Tras toda esa masificación se encuentran los políticos frotándose las manos y lo fomentan, al tener a la gente entretenida evitan que se ocupen de los problemas serios que atañen a todos y ellos tratan de ocultar, incluidas las grandes corrupciones, por eso el deporte de masas dejó de interesarme desde que tengo uso de razón, y no me refiero a la oficial.
El deporte como tal, limpio de honores, de dinero y de política, me parece formidable para los jóvenes. Los adolescentes despiertan al sexo y al estado de adultez, sus hormonas se disparan, sus cuerpos han tomado forma de adultos pero no lo son aún, sus mentes tienen que madurar, los modelos a seguir son los que les llevarán al éxito: conquistar al sexo contrario, lograr liderazgo o alcanzar puestos sociales reconocidos. El problema es que lo cómodo, lo fácil y lo que te pide el cuerpo es: sexo, alcohol, droga, el “dolce fa niente”, no dar golpe, divertirse, ir a los “cajones de ruido”, donde junto a la música alienante que ayuda a no hablar, a no comunicarse, están las drogas para desinhibirse y hacer cosas que en estado normal no harían.
El contraste es el deporte y las actividades al aire libre: campamentos, excursiones, caminatas, montañismo, escalada, observación de la naturaleza, natación, submarinismo, equitación, taichí…, de esta manera se logra “mens sana in corpore sano”, mente sana en cuerpo sano.
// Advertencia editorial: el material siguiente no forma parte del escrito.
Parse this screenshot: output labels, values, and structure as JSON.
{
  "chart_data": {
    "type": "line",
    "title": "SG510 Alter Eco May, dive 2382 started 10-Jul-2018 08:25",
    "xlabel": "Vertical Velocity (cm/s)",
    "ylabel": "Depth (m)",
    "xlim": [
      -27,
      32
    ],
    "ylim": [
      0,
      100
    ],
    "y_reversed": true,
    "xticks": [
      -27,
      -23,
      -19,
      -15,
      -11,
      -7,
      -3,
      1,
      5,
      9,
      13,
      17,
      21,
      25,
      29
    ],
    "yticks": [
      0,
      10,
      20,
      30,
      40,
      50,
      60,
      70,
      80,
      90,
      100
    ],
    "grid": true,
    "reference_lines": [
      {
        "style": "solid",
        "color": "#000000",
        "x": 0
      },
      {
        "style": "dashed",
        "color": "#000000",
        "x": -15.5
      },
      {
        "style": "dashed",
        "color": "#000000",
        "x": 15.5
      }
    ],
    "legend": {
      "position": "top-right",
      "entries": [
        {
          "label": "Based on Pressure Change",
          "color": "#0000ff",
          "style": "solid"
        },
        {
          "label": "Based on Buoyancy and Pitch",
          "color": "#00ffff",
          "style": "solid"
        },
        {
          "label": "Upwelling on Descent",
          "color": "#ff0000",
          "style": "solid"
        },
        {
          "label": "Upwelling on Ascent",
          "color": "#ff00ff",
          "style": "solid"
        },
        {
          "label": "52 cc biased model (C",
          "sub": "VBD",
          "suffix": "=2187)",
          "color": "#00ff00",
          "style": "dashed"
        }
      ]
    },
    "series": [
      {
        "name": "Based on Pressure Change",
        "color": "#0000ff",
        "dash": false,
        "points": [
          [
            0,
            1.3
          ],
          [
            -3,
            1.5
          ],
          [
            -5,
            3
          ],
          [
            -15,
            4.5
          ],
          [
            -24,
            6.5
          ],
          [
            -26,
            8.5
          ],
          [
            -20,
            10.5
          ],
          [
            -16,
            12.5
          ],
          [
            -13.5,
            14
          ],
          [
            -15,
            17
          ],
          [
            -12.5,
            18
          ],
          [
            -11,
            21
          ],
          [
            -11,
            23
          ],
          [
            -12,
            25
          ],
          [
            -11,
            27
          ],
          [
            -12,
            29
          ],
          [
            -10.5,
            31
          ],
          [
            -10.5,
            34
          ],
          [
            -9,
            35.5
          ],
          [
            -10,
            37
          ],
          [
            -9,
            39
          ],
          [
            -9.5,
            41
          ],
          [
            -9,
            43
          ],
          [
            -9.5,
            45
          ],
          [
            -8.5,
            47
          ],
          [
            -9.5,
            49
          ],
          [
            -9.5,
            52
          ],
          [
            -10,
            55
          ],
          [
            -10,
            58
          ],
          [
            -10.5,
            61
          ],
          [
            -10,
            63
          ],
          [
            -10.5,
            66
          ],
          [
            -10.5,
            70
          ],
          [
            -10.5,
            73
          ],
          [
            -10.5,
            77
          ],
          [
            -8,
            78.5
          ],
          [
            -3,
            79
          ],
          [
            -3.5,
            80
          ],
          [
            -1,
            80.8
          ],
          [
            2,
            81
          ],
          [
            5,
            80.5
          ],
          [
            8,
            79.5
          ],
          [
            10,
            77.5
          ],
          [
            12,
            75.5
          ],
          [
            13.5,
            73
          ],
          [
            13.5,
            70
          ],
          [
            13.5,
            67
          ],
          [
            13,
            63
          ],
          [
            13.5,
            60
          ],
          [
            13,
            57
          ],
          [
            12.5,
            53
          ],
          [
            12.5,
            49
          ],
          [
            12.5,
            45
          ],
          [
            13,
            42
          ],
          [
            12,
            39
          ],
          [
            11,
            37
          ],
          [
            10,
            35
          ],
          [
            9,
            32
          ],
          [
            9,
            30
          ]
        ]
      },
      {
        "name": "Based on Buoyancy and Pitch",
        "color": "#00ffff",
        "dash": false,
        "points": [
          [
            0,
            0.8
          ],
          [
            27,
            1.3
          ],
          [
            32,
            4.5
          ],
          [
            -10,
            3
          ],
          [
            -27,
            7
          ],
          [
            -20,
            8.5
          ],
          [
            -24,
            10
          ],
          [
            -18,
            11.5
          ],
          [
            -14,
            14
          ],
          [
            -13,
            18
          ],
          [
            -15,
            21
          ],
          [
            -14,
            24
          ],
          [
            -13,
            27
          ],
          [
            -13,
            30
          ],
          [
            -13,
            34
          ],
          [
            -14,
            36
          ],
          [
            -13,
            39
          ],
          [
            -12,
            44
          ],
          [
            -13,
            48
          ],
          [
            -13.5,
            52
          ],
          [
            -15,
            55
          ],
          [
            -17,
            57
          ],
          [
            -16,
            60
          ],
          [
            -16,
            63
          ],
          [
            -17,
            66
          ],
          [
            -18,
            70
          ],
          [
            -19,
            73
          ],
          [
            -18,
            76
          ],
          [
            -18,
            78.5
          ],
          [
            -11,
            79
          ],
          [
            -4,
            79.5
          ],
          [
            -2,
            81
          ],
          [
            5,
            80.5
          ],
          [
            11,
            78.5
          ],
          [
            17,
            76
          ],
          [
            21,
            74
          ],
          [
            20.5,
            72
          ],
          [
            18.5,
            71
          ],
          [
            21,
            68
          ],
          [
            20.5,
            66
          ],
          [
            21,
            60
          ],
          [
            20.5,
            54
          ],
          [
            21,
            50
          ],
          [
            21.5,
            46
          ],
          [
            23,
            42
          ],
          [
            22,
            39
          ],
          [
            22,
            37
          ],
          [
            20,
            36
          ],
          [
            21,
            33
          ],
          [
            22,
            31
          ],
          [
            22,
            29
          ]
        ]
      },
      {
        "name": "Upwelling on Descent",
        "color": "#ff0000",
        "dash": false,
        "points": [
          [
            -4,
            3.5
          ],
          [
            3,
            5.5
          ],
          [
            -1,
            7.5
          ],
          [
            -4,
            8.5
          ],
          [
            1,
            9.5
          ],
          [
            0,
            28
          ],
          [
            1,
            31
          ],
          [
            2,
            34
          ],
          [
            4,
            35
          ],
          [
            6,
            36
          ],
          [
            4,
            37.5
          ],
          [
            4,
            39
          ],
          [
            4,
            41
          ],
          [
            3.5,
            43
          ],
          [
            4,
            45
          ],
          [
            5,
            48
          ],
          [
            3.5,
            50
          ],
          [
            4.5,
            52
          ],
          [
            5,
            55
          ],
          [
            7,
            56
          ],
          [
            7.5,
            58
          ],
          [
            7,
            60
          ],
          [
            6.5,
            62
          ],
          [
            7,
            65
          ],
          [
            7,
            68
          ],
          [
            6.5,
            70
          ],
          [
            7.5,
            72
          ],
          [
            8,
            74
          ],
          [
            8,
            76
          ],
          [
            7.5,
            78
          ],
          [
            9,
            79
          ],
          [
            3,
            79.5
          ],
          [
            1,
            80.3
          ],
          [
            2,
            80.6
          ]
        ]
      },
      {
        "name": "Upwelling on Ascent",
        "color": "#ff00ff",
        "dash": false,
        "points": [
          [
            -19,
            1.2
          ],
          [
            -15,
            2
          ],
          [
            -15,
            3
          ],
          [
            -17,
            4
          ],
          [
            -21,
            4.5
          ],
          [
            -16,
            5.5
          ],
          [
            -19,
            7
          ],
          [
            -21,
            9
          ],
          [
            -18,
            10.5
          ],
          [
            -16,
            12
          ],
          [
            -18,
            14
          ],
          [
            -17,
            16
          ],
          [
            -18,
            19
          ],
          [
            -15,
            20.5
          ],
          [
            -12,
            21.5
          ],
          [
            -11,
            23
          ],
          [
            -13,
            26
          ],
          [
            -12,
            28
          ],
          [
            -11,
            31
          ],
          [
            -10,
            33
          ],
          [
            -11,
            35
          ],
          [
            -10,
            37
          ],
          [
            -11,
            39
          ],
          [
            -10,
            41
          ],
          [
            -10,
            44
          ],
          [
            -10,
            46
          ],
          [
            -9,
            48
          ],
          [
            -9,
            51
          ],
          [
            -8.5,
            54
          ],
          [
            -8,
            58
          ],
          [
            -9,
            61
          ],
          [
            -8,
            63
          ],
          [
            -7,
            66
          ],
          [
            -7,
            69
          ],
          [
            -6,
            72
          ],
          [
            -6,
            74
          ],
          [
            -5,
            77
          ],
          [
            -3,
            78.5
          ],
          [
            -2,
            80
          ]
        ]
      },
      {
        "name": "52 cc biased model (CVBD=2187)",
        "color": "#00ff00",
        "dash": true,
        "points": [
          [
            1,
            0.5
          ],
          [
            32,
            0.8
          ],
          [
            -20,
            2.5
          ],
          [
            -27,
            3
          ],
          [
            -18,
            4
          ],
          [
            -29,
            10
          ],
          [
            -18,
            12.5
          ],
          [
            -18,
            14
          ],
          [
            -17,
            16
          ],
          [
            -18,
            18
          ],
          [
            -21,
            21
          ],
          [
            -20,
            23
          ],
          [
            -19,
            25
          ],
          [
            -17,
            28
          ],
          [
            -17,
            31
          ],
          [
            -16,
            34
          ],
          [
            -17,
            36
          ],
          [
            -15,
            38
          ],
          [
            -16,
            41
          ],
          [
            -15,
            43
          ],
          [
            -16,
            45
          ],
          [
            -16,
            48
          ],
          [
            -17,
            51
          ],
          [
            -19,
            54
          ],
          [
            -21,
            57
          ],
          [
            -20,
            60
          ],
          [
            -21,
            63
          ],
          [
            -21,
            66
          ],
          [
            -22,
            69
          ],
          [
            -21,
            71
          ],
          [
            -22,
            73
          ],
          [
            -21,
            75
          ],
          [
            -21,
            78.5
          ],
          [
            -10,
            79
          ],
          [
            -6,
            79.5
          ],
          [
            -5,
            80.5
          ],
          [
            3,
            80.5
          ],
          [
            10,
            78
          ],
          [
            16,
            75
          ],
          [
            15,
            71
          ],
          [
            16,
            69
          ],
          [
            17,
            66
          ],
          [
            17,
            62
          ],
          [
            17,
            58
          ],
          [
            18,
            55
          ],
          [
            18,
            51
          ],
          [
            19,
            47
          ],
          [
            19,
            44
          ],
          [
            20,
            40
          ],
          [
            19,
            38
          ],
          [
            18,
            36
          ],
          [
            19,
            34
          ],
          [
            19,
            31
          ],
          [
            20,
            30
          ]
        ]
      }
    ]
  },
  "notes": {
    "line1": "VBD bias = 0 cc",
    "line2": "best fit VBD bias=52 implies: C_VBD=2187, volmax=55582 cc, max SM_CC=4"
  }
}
Me encanta ver a Rafael Nadal como gana campeonato tras campeonato, como se codea con presidentes, reyes y deportistas de élite, con la misma naturalidad que lo hace con otras personas y los miembros de su familia. Cuando tras cada campeonato le preguntan que siente, con sinceridad y sencillez responde: “Este ya está olvidado, ahora tengo que prepararme para el siguiente y sólo pensar en ello…”, como quien no ha hecho más que cumplir con su obligación. Me parece un ejemplo a seguir por los jóvenes, no es que todos tengan que jugar al tenis, es su actitud la que importa, el esfuerzo, el trabajo bien hecho, saber escuchar y ser autocrítico, ambas cualidades de las que la mayoría de la juventud carecen, como el respeto hacia los demás, saber ganar o perder con elegancia, como dice Kipling en If: “Si alcanzas el triunfo o llega tu derrota y a los dos impostores tratas de igual forma..”.
Nadal no se si conoce el magnífico poema de Rudiar Kipling quien tras ir repasando los avatares de la vida, aconseja mantener la cabeza en su sitio y no creerse más ni menos de lo que uno es si ganas o pierdes, ver la vida con naturalidad, humildad y sencillez, al final termina: “Si llenas el minuto inolvidable y cierto, de sesenta segundos, que te llevan al cielo. Todo lo de esta Tierra será de tu dominio, Y mucho más aún… ¡Serás un Hombre, hijo mío!.
Creo que de Rafael Nadal se puede afirmar que está en ese camino y si no se desvía con las numerosas dulces trampas del sendero de la gloria, conseguirá alcanzar el final de If, que no todos pueden, ni saben lograr, ser todo un hombre, en el más amplio y mejor de los sentidos, creo que como está nuestra sociedad es el mejor adjetivo que se puede aplicar a un ser humano.